School ousts autistic kid, parents move rights panel

School ousts autistic kid, parents move rights panel

TNN Oct 3, 2012, 01.21AM IST

MUMBAI: The parents of a seven-year-old autistic boy are awaiting the order of the Maharashtra State Commission for Protection of Child Rights (MSCPCR), which they had moved after Jamnabai Narsee School in Juhu had asked them to transfer their child to some other institute. Meanwhile, a BMC official on Tuesday said the civic body's education department had asked the school to readmit the child if his parents were ready to provide for a shadow teacher.
As the primary section of any school in the city falls within the BMC's jurisdiction, the panel had asked the civic body's education department to review the matter. "After hearing out both sides, we filed an affidavit before the child rights commission stating that the child should be readmitted," the official said.
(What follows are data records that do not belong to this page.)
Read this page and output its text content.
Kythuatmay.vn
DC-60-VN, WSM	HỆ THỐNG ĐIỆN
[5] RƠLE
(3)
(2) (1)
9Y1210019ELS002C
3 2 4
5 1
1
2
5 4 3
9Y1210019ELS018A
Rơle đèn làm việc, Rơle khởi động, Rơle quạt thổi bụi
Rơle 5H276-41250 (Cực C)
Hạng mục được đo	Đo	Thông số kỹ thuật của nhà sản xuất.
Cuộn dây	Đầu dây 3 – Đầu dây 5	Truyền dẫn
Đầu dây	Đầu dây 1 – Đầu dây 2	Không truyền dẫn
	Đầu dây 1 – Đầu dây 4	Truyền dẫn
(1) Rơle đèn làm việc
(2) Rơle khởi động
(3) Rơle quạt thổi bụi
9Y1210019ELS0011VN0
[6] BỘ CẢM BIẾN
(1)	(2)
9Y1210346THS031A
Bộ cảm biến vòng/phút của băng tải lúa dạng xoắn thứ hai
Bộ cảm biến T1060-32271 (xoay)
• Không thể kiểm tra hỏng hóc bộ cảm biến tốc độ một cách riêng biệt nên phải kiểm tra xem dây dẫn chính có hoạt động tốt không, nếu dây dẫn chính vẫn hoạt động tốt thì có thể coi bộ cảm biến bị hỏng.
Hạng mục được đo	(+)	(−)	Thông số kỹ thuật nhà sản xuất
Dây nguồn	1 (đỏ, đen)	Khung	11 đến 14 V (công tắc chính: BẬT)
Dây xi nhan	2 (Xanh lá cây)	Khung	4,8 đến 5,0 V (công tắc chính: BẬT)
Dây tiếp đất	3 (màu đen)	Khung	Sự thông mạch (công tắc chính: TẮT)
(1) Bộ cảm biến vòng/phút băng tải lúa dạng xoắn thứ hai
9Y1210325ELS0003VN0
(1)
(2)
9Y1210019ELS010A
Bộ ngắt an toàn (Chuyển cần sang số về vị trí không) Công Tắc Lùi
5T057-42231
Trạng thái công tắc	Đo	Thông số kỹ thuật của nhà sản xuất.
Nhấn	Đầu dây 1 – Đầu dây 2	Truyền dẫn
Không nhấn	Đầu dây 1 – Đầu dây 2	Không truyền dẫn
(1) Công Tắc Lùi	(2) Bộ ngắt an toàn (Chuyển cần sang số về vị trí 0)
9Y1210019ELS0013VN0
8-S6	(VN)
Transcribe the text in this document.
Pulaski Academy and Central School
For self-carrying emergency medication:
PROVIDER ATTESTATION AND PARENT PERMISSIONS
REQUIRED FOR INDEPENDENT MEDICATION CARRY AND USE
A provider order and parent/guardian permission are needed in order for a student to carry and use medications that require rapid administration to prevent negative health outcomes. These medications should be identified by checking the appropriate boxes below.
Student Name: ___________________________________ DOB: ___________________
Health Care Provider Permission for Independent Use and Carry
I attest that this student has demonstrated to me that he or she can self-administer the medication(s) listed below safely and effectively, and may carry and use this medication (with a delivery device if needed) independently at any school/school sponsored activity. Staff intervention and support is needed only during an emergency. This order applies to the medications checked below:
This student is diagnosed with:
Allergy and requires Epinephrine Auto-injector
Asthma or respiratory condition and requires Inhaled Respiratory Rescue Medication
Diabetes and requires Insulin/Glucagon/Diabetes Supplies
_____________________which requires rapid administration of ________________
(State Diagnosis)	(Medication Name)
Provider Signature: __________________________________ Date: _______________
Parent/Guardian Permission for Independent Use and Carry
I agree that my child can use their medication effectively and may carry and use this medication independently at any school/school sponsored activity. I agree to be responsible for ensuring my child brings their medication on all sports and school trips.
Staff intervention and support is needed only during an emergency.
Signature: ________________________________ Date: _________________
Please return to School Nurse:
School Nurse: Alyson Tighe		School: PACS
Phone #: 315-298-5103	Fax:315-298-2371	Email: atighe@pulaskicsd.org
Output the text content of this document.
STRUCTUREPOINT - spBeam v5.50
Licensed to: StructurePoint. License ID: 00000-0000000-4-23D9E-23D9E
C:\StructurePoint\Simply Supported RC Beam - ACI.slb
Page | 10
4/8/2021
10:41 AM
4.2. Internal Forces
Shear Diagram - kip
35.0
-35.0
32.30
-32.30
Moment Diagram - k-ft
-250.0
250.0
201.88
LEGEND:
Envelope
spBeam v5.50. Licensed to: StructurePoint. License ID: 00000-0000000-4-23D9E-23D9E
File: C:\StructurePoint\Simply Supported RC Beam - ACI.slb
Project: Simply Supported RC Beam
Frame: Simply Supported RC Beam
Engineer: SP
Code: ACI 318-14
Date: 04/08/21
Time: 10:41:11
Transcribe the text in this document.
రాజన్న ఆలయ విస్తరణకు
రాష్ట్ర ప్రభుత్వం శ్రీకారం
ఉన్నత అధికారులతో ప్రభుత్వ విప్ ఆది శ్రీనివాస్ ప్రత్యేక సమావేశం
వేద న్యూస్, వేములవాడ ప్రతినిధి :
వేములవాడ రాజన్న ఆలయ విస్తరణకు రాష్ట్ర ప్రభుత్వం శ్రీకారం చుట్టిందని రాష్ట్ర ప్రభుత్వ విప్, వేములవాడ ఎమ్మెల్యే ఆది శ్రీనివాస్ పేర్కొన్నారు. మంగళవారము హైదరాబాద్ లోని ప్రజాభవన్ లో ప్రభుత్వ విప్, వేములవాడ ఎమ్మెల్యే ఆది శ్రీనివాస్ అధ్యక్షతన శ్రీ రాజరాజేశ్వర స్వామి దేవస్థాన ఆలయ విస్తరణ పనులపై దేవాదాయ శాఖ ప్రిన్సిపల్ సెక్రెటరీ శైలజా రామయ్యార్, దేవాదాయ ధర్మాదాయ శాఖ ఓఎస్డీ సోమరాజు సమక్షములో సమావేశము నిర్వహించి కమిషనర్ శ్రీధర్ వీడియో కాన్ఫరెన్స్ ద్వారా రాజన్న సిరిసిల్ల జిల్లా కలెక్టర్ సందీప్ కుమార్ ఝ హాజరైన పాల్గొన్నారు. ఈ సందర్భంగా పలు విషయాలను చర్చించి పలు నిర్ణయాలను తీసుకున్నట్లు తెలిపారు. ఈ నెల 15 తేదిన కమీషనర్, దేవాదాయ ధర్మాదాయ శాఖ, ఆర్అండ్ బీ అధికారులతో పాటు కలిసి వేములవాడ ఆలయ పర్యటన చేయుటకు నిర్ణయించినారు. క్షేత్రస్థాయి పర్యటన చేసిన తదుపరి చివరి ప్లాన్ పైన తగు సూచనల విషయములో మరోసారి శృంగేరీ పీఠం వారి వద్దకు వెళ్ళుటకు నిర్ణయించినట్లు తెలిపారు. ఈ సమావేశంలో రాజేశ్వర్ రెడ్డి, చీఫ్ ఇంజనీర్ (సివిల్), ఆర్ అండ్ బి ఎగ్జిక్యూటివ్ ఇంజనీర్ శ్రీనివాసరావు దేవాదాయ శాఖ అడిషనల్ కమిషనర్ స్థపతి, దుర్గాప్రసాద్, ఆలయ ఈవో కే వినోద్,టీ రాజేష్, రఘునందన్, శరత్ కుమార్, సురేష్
The BMC affidavit, filed on September 18, has observed that under the Right to Education (RTE) Act, no school can expel a child even if there is continuous absenteeism, till the completion of elementary education. "The parents were ready to pay for the shadow teacher as well," the official said. A shadow teacher is a special educator who helps an autistic child in his/her studies.
The child has been studying in the school since 2007. On July 6, the school authorities issued a letter to the parents of the child asking them to complete the formalities to get his transfer certificate. The school also claimed that it had pooled in resources to help the child "meet the challenges of regular school life". However, the authorities argued, his condition worsened over the past two years due to his "inability to express his needs to the teacher". Then, on July 10, the parents got another letter saying the school would be forced to send the boy home if they failed to meet the principal.
The parents, in their application filed with the MSCPCR through advocate Pradeep Havnur, said: "If the school and the management were so sensitive and cognizant to the problems faced by children in schooling, they would not have issued the letter dated July 6'.
On Tuesday, the parents as well as the school authorities refused to comment on the issue saying it was sub-judice.
Sources, meanwhile, said there were four more autistic children studying in the school.
Asked about the matter, Harish Shetty senior psychiatrist at L H Hiranandani Hospital, said: "The behaviour of a child does not matter; the school should have the willingness to take care of such children. There are a few schools that are doing it, and not out of any fear of the RTE Act. They have been doing it for years."